Call to undefined method App\Task::merge()

I thinking from few days, but I can't create any similar thing. Anybody helps ?

0 likes
5 replies
Romain's avatar

Hey, interesting question.

If you can, I would suggest that you re-think your architecture a little. To me it would be simpler to have a table for users and a table for tasks (like you so far) but, the tasks would have a column "special" that is false by default.

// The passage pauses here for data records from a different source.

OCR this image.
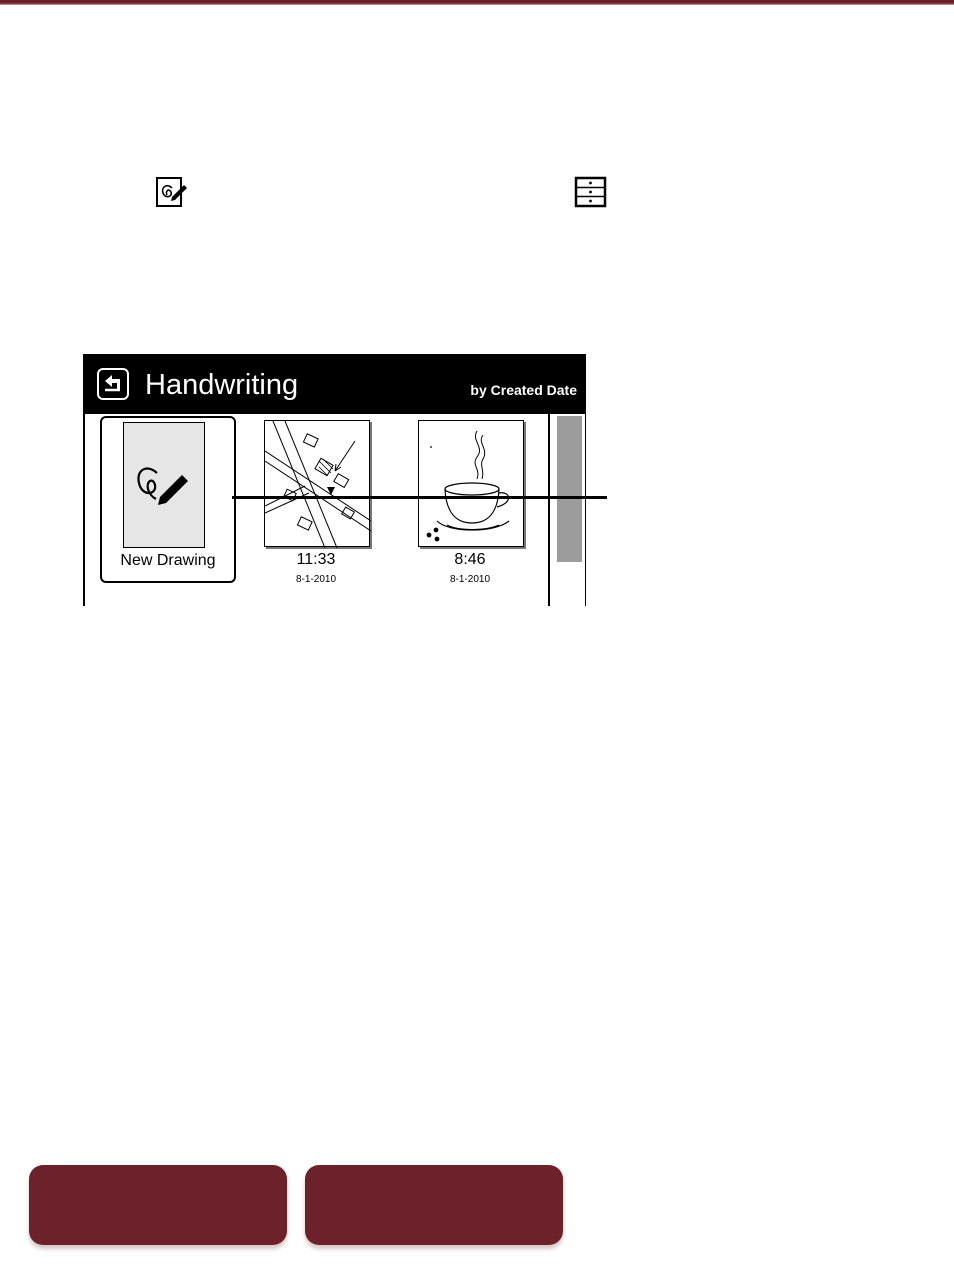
Handwriting	by Created Date
New Drawing	11:33
8-1-2010
8:46
8-1-2010
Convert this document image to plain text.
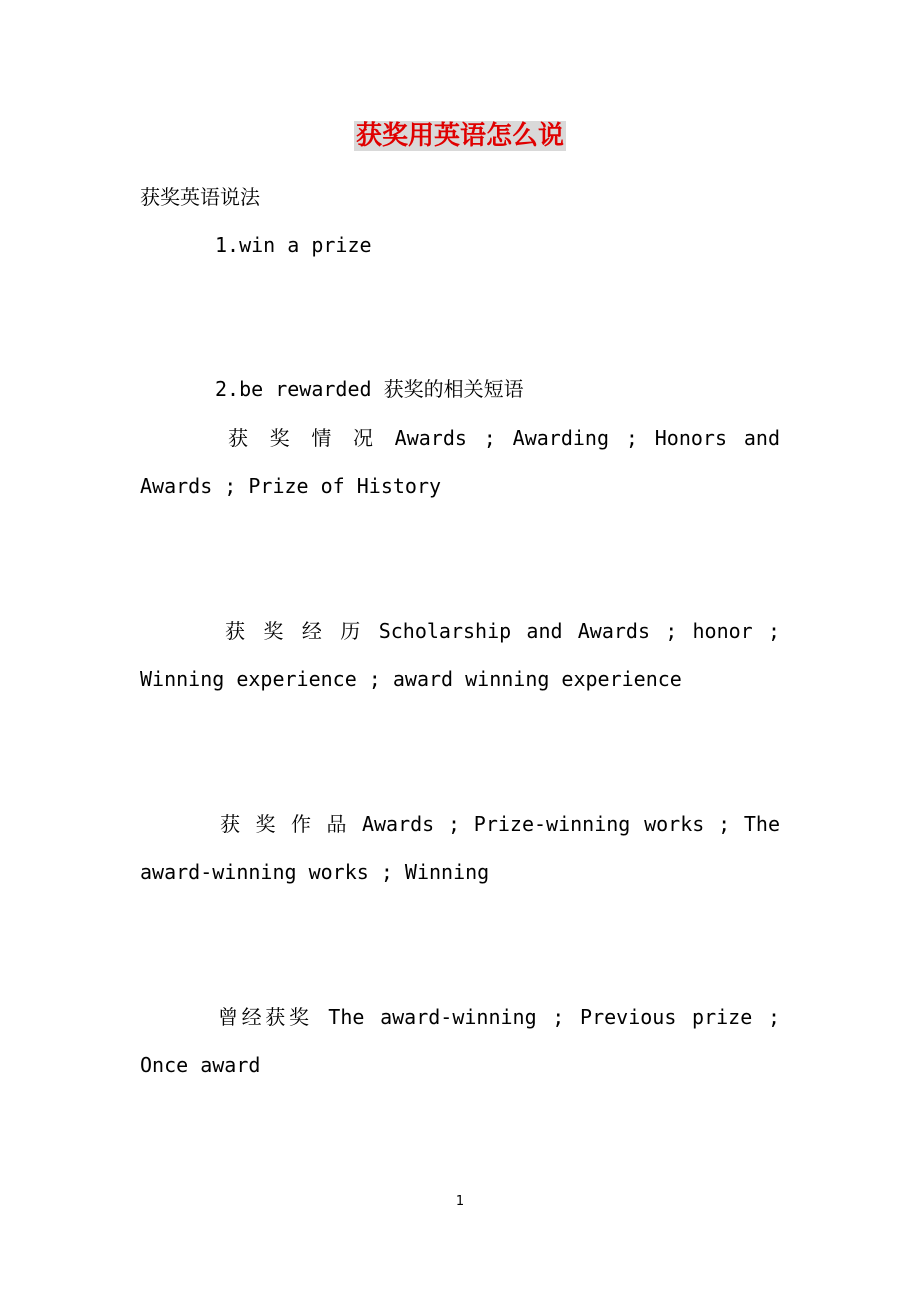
获奖用英语怎么说
获奖英语说法
1.win a prize
2.be rewarded 获奖的相关短语
获 奖 情 况 Awards ; Awarding ; Honors and
Awards ; Prize of History
获 奖 经 历 Scholarship and Awards ; honor ;
Winning experience ; award winning experience
获 奖 作 品 Awards ; Prize-winning works ; The
award-winning works ; Winning
曾经获奖 The award-winning ; Previous prize ;
Once award
1
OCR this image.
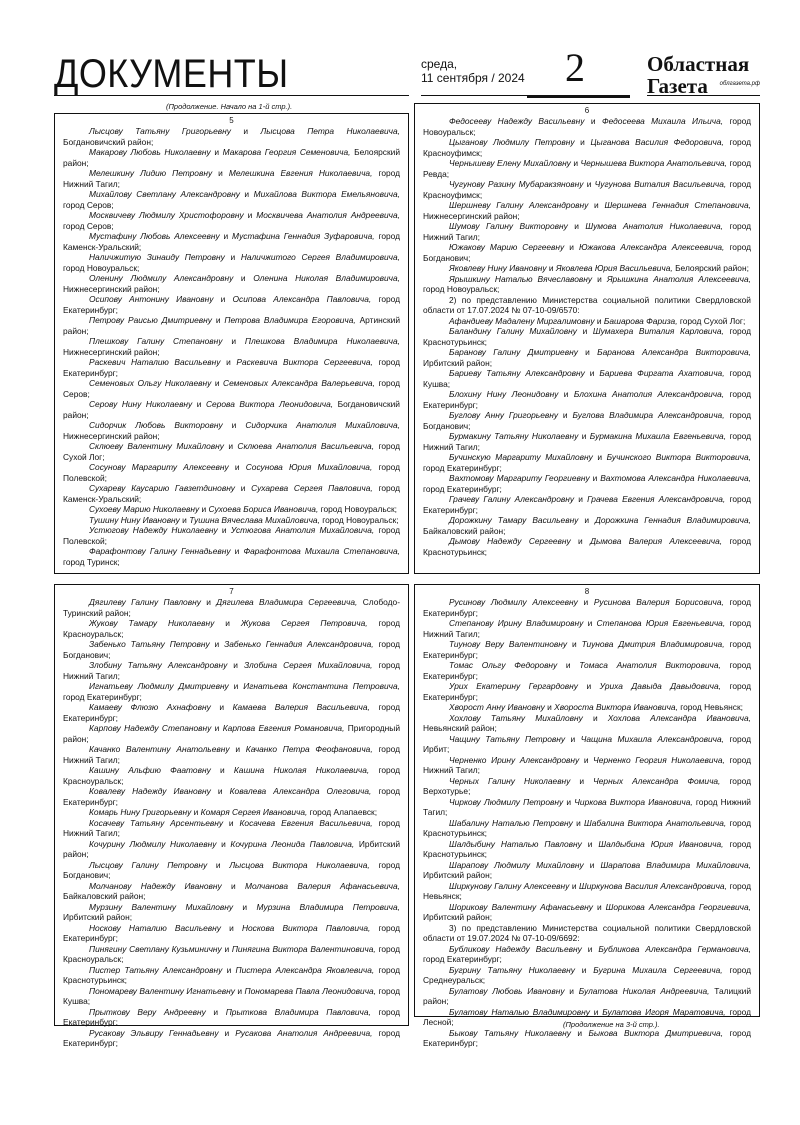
ДОКУМЕНТЫ	среда,
11 сентября / 2024 2	Областная
Газета	облгазета.рф
(Продолжение. Начало на 1-й стр.).
5
Лысцову Татьяну Григорьевну и Лысцова Петра Николаевича, Богдановичский район;
Макарову Любовь Николаевну и Макарова Георгия Семеновича, Белоярский район;
Мелешкину Лидию Петровну и Мелешкина Евгения Николаевича, город Нижний Тагил;
Михайлову Светлану Александровну и Михайлова Виктора Емельяновича, город Серов;
Москвичеву Людмилу Христофоровну и Москвичева Анатолия Андреевича, город Серов;
Мустафину Любовь Алексеевну и Мустафина Геннадия Зуфаровича, город Каменск-Уральский;
Наличжитую Зинаиду Петровну и Наличжитого Сергея Владимировича, город Новоуральск;
Оленину Людмилу Александровну и Оленина Николая Владимировича, Нижнесергинский район;
Осипову Антонину Ивановну и Осипова Александра Павловича, город Екатеринбург;
Петрову Раисью Дмитриевну и Петрова Владимира Егоровича, Артинский район;
Плешкову Галину Степановну и Плешкова Владимира Николаевича, Нижнесергинский район;
Раскевич Наталию Васильевну и Раскевича Виктора Сергеевича, город Екатеринбург;
Семеновых Ольгу Николаевну и Семеновых Александра Валерьевича, город Серов;
Серову Нину Николаевну и Серова Виктора Леонидовича, Богдановичский район;
Сидорчик Любовь Викторовну и Сидорчика Анатолия Михайловича, Нижнесергинский район;
Склюеву Валентину Михайловну и Склюева Анатолия Васильевича, город Сухой Лог;
Сосунову Маргариту Алексеевну и Сосунова Юрия Михайловича, город Полевской;
Сухареву Каусарию Гавзетдиновну и Сухарева Сергея Павловича, город Каменск-Уральский;
Сухоеву Марию Николаевну и Сухоева Бориса Ивановича, город Новоуральск;
Тушину Нину Ивановну и Тушина Вячеслава Михайловича, город Новоуральск;
Устюгову Надежду Николаевну и Устюгова Анатолия Михайловича, город Полевской;
Фарафонтову Галину Геннадьевну и Фарафонтова Михаила Степановича, город Туринск;
6
Федосееву Надежду Васильевну и Федосеева Михаила Ильича, город Новоуральск;
Цыганову Людмилу Петровну и Цыганова Василия Федоровича, город Красноуфимск;
Чернышеву Елену Михайловну и Чернышева Виктора Анатольевича, город Ревда;
Чугунову Разину Мубаракзяновну и Чугунова Виталия Васильевича, город Красноуфимск;
Шершневу Галину Александровну и Шершнева Геннадия Степановича, Нижнесергинский район;
Шумову Галину Викторовну и Шумова Анатолия Николаевича, город Нижний Тагил;
Южакову Марию Сергеевну и Южакова Александра Алексеевича, город Богданович;
Яковлеву Нину Ивановну и Яковлева Юрия Васильевича, Белоярский район;
Ярышкину Наталью Вячеславовну и Ярышкина Анатолия Алексеевича, город Новоуральск;
2) по представлению Министерства социальной политики Свердловской области от 17.07.2024 № 07-10-09/6570:
Афандиеву Мадалену Миргалимовну и Башарова Фариза, город Сухой Лог;
Баландину Галину Михайловну и Шумахера Виталия Карловича, город Краснотурьинск;
Баранову Галину Дмитриевну и Баранова Александра Викторовича, Ирбитский район;
Бариеву Татьяну Александровну и Бариева Фиргата Ахатовича, город Кушва;
Блохину Нину Леонидовну и Блохина Анатолия Александровича, город Екатеринбург;
Буглову Анну Григорьевну и Буглова Владимира Александровича, город Богданович;
Бурмакину Татьяну Николаевну и Бурмакина Михаила Евгеньевича, город Нижний Тагил;
Бучинскую Маргариту Михайловну и Бучинского Виктора Викторовича, город Екатеринбург;
Вахтомову Маргариту Георгиевну и Вахтомова Александра Николаевича, город Екатеринбург;
Грачеву Галину Александровну и Грачева Евгения Александровича, город Екатеринбург;
Дорожкину Тамару Васильевну и Дорожкина Геннадия Владимировича, Байкаловский район;
Дымову Надежду Сергеевну и Дымова Валерия Алексеевича, город Краснотурьинск;
7
Дягилеву Галину Павловну и Дягилева Владимира Сергеевича, Слободо-Туринский район;
Жукову Тамару Николаевну и Жукова Сергея Петровича, город Красноуральск;
Забенько Татьяну Петровну и Забенько Геннадия Александровича, город Богданович;
Злобину Татьяну Александровну и Злобина Сергея Михайловича, город Нижний Тагил;
Игнатьеву Людмилу Дмитриевну и Игнатьева Константина Петровича, город Екатеринбург;
Камаеву Флюзю Ахнафовну и Камаева Валерия Васильевича, город Екатеринбург;
Карпову Надежду Степановну и Карпова Евгения Романовича, Пригородный район;
Качанко Валентину Анатольевну и Качанко Петра Феофановича, город Нижний Тагил;
Кашину Альфию Фаатовну и Кашина Николая Николаевича, город Красноуральск;
Ковалеву Надежду Ивановну и Ковалева Александра Олеговича, город Екатеринбург;
Комарь Нину Григорьевну и Комаря Сергея Ивановича, город Алапаевск;
Косачеву Татьяну Арсентьевну и Косачева Евгения Васильевича, город Нижний Тагил;
Кочурину Людмилу Николаевну и Кочурина Леонида Павловича, Ирбитский район;
Лысцову Галину Петровну и Лысцова Виктора Николаевича, город Богданович;
Молчанову Надежду Ивановну и Молчанова Валерия Афанасьевича, Байкаловский район;
Мурзину Валентину Михайловну и Мурзина Владимира Петровича, Ирбитский район;
Носкову Наталию Васильевну и Носкова Виктора Павловича, город Екатеринбург;
Пинягину Светлану Кузьминичну и Пинягина Виктора Валентиновича, город Красноуральск;
Пистер Татьяну Александровну и Пистера Александра Яковлевича, город Краснотурьинск;
Пономареву Валентину Игнатьевну и Пономарева Павла Леонидовича, город Кушва;
Прыткову Веру Андреевну и Прыткова Владимира Павловича, город Екатеринбург;
Русакову Эльвиру Геннадьевну и Русакова Анатолия Андреевича, город Екатеринбург;
8
Русинову Людмилу Алексеевну и Русинова Валерия Борисовича, город Екатеринбург;
Степанову Ирину Владимировну и Степанова Юрия Евгеньевича, город Нижний Тагил;
Тиунову Веру Валентиновну и Тиунова Дмитрия Владимировича, город Екатеринбург;
Томас Ольгу Федоровну и Томаса Анатолия Викторовича, город Екатеринбург;
Урих Екатерину Гергардовну и Уриха Давыда Давыдовича, город Екатеринбург;
Хвороcт Анну Ивановну и Хвороста Виктора Ивановича, город Невьянск;
Хохлову Татьяну Михайловну и Хохлова Александра Ивановича, Невьянский район;
Чащину Татьяну Петровну и Чащина Михаила Александровича, город Ирбит;
Черненко Ирину Александровну и Черненко Георгия Николаевича, город Нижний Тагил;
Черных Галину Николаевну и Черных Александра Фомича, город Верхотурье;
Чиркову Людмилу Петровну и Чиркова Виктора Ивановича, город Нижний Тагил;
Шабалину Наталью Петровну и Шабалина Виктора Анатольевича, город Краснотурьинск;
Шалдыбину Наталью Павловну и Шалдыбина Юрия Ивановича, город Краснотурьинск;
Шарапову Людмилу Михайловну и Шарапова Владимира Михайловича, Ирбитский район;
Ширкунову Галину Алексеевну и Ширкунова Василия Александровича, город Невьянск;
Шорикову Валентину Афанасьевну и Шорикова Александра Георгиевича, Ирбитский район;
3) по представлению Министерства социальной политики Свердловской области от 19.07.2024 № 07-10-09/6692:
Бубликову Надежду Васильевну и Бубликова Александра Германовича, город Екатеринбург;
Бугрину Татьяну Николаевну и Бугрина Михаила Сергеевича, город Среднеуральск;
Булатову Любовь Ивановну и Булатова Николая Андреевича, Талицкий район;
Булатову Наталью Владимировну и Булатова Игоря Маратовича, город Лесной;
Быкову Татьяну Николаевну и Быкова Виктора Дмитриевича, город Екатеринбург;
(Продолжение на 3-й стр.).
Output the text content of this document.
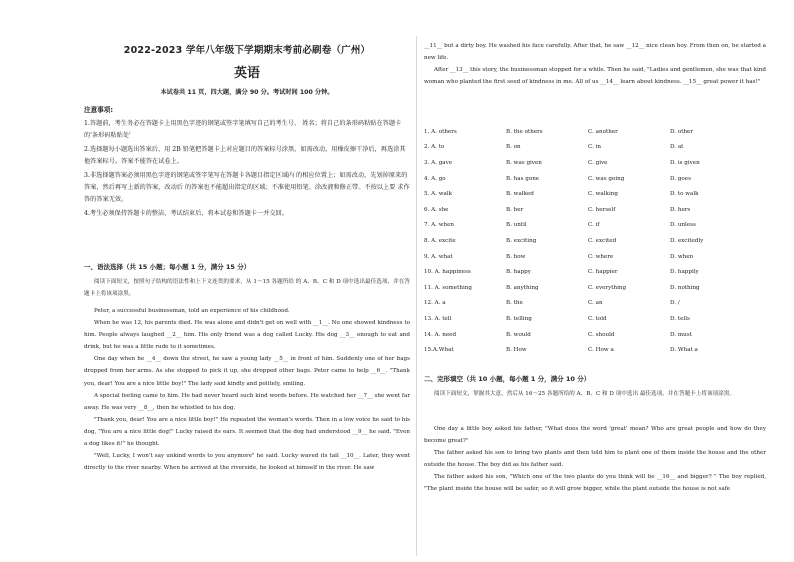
2022-2023 学年八年级下学期期末考前必刷卷（广州）
英语
本试卷共 11 页，四大题，满分 90 分。考试时间 100 分钟。
注意事项:

1.答题前，考生务必在答题卡上用黑色字迹的钢笔或签字笔填写自己的考生号、 姓名；将自己的条形码粘贴在答题卡的'条形码粘贴处'

2.选择题每小题选出答案后，用 2B 铅笔把答题卡上对应题目的答案标号涂黑，如需改动，用橡皮擦干净后，再选涂其他答案标号。答案不能答在试卷上。

3.非选择题答案必须用黑色字迹的钢笔或签字笔写在答题卡各题目指定区域内 的相应位置上；如需改动，先划掉原来的答案，然后再写上新的答案，改动后 的答案也不能超出指定的区域；不准使用铅笔、涂改液和修正带。不按以上要 求作答的答案无效。

4.考生必须保持答题卡的整洁，考试结束后，将本试卷和答题卡一并交回。

一、语法选择（共 15 小题；每小题 1 分，满分 15 分）

阅读下面短文，按照句子结构的语法性和上下文连贯的要求，从 1～15 各题所给 的 A、B、C 和 D 项中选出最佳选项，并在答题卡上将该项涂黑。

Peter, a successful businessman, told an experience of his childhood.

When he was 12, his parents died. He was alone and didn't get on well with __1__. No one showed kindness to him. People always laughed __2__ him. His only friend was a dog called Lucky. His dog __3__ enough to eat and drink, but he was a little rude to it sometimes.

One day when he __4__ down the street, he saw a young lady __5__ in front of him. Suddenly one of her bags dropped from her arms. As she stopped to pick it up, she dropped other bags. Peter came to help __6__. "Thank you, dear! You are a nice little boy!" The lady said kindly and politely, smiling.

A special feeling came to him. He had never heard such kind words before. He watched her __7__ she went far away. He was very __8__, then he whistled to his dog.

"Thank you, dear! You are a nice little boy!" He repeated the woman's words. Then in a low voice he said to his dog, "You are a nice little dog!" Lucky raised its ears. It seemed that the dog had understood __9__ he said. "Even a dog likes it!" he thought.

"Well, Lucky, I won't say unkind words to you anymore" he said. Lucky waved its tail __10__. Later, they went directly to the river nearby. When he arrived at the riverside, he looked at himself in the river. He saw

__11__ but a dirty boy. He washed his face carefully. After that, he saw __12__ nice clean boy. From then on, he started a new life.

After __13__ this story, the businessman stopped for a while. Then he said, "Ladies and gentlemen, she was that kind woman who planted the first seed of kindness in me. All of us __14__ learn about kindness. __15__ great power it has!"

1. A. others	B. the others	C. another	D. other
2. A. to	B. on	C. in	D. at
3. A. gave	B. was given	C. give	D. is given
4. A. go	B. has gone	C. was going	D. goes
5. A. walk	B. walked	C. walking	D. to walk
6. A. she	B. her	C. herself	D. hers
7. A. when	B. until	C. if	D. unless
8. A. excite	B. exciting	C. excited	D. excitedly
9. A. what	B. how	C. where	D. when
10. A. happiness	B. happy	C. happier	D. happily
11. A. something	B. anything	C. everything	D. nothing
12. A. a	B. the	C. an	D. /
13. A. tell	B. telling	C. told	D. tells
14. A. need	B. would	C. should	D. must
15.A.What	B. How	C. How a	D. What a
二、完形填空（共 10 小题，每小题 1 分，满分 10 分）

阅读下面短文，掌握其大意，然后从 16～25 各题所给的 A、B、C 和 D 项中选出 最佳选项，并在答题卡上将该项涂黑。

One day a little boy asked his father, "What does the word 'great' mean? Who are great people and how do they become great?"

The father asked his son to bring two plants and then told him to plant one of them inside the house and the other outside the house. The boy did as his father said.

The father asked his son, "Which one of the two plants do you think will be __16__ and bigger? " The boy replied, "The plant inside the house will be safer, so it will grow bigger, while the plant outside the house is not safe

In your migration for tasks table: $table->boolean('special', false);

and then for your relationships: In User:

public function tasks() {
  return $this->hasMany(Task::class);
}

public function normalTasks() {
  return $this->tasks->where('special', '=', false);
}

public function spacialTasks() {
  return $this->tasks->where('special', '=', true);
}

Now the trick is then to check how many normal/special task you have on a user when creating a new task. Then deciding wether to create a new one or not. To know how many tasks you have: $user->normalTasks->count() :D

Sorry if the where conditions are off, I did it on top of my head but I'm sure you get the idea

Tomasz_Kisiel's avatar

Tasks are not divided into special and non-special ones. It depends on the user. The task may be special for the first user, but not for the second.

Romain's avatar

but then the user decides if it's special. I imagine that you have a submission form, there the user can decide on wether a task is special or not. That is fine, and my suggested structure will still work. All you need is your database to know if a task is special

kundefine's avatar
// you can try this. i don't know it will work or not
// if you get the task1, task2, task3 data then it will work
public function normalTasks() {
    $a = collect($this->task1); 
    $b = collect($this->task2);
    $c = collect($this->task3);

    return $a;
        ->merge($b)
        ->merge($c);
}
Tomasz_Kisiel's avatar

Finally I decided to make normal many to many relationship and control task programaticly but thanks for all sugestion.